From developing a sense of accomplishment with your goals, to relieving stress and depression, a world without music is a world without a soul.
Developing perseverance through learning:
In order to learn how to play any instrument effectively, efficiently, as well as enjoying the process and playing itself, you must start to develop or enhance certain characteristics about yourself.
In order to make it past the first few months of mistakes and frustration, you must develop your patience, persistence, commitment, and time management skills. You will develop a better sense of time management as you schedule your practice day around your daily life.
Developing time management skills can help you stay on top of future endeavours such as work, school, and friends as your life progresses. Being as anxious as I was to learn and develop when I started playing guitar, I managed to get past the first few months and through the year really thinking I could learn to play the guitar.
Sure some licks sounded terrible, my fingers were buzzing and I couldn’t always hit the strings I wanted to, but my playing had progressed throughout the year, and that really fueled my desire to learn more. I started keeping short videos of myself every 2-3 months to reference my progress whilst also keeping a guitar practice book filled with daily schedules and progress reports.
These reports included things like pieces learned, techniques mastered, and speeds I could play certain techniques at. These not only enhanced my desire to push further but also kept me accountable for missing days and making them up.
Noticing the change in your quality of life:
The longer you stay focused on your own musical development, the more you will start to notice the effects of your commitment.
Maybe you managed time to get one more bucket of balls in at the range, maybe you’ve fallen and been able to catch yourself whereas you would have hopelessly fallen on your face before, or maybe you’ve felt calmer in everyday situations and even feel less stressed from everyday challenges.
The little changes in life vary from person to person, but the overall influence music has on the soul impacts us all greatly. I know I’ve felt a major difference in my life since I started playing music.
The more I learned, the more confident I became. The more confident I became, the more that started showing in my everyday behaviour.
People would ask if I had been doing anything different at home or working out. One employer of mine pointed out that I had been “coming out of my shell” as I developed real confidence in my abilities.
We learn to anticipate changes and adapt more freely, our dreams become more vivid and lucid, music makes us smile bigger, laugh louder, cry harder than we ever have before.
We develop a greater sense of awareness towards others and ourselves, we learn to communicate more effectively and freely and we can hear frequencies and sounds we’ve never heard before. In fact, one student of mine noticed the change in his own ear’s openness one month after he started playing guitar, saying he could hear higher frequencies while feeling more open to the world and its sounds around him!

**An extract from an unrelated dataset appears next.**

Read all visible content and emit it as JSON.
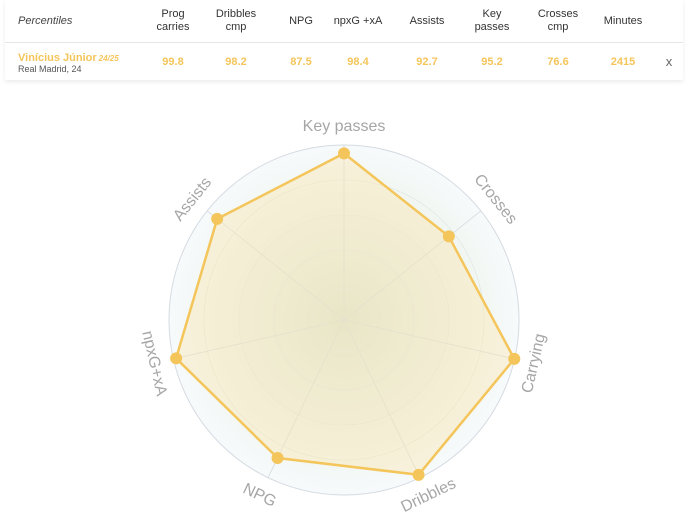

If you develop an ear for music, that is, achieving Perfect and Relative pitch, many people find it exponentially easier to learn another language, another art, or any other communication skill.
Studies have shown that kids being able to play a musical instrument have a higher GPA than kids that don’t learn to play. If you learn an instrument before you are the age of 20, you can increase your IQ by up to 7 points!
Practically everything that has to do with communication from one’s soul to another by any medium becomes much easier to wrap our heads around
Music is very unique in its ability to bring together people from different towns, countries, cultures, and even across time through nothing more than pitches with certain patterns playing at certain rhythms creating certain feelings.
Have you ever heard an old Johnny Cash or Hank Williams Senior recording and felt an almost simpler time reaching out to you through that recording? It doesn’t matter how you interpret the feeling, as long as you can feel that it is there.
Music has been used in the treatment of kids, teens, and even adults with autism, depression, and other such disorders.
When an instrument is learned, autistic children develop their sense of connection and learn to focus their intent on one thing at a time, greatly reducing the headache and constant throb of all of the input their brains receive at any given time.
Children, teens, and adults with depression can and have used learning an instrument as a way to express themselves, freeing any negative emotions from their mind without causing harm to them or others.
I know I started playing an instrument because I wanted to be noticed by my peers in high school. It felt liberating to pick a song from my favourite artists and learn it, just to express that exact set of emotions to others.
Further down the road on musical advancement comes the ability to express yourself right then and there, or even in another’s written musical context.
Can you see how amazing it must feel to be able to not just say, but express with pinpoint accuracy how you are feeling or want your listener to feel? Even listening to music on a day where not much has gone right can make it seem that much more bearable.
Don’t car rides go by easier? Doesn’t housework seem to fly by that much quicker? Isn’t it awesome to watch and join in with your best friends as you all thrash heads to the hottest new metal track?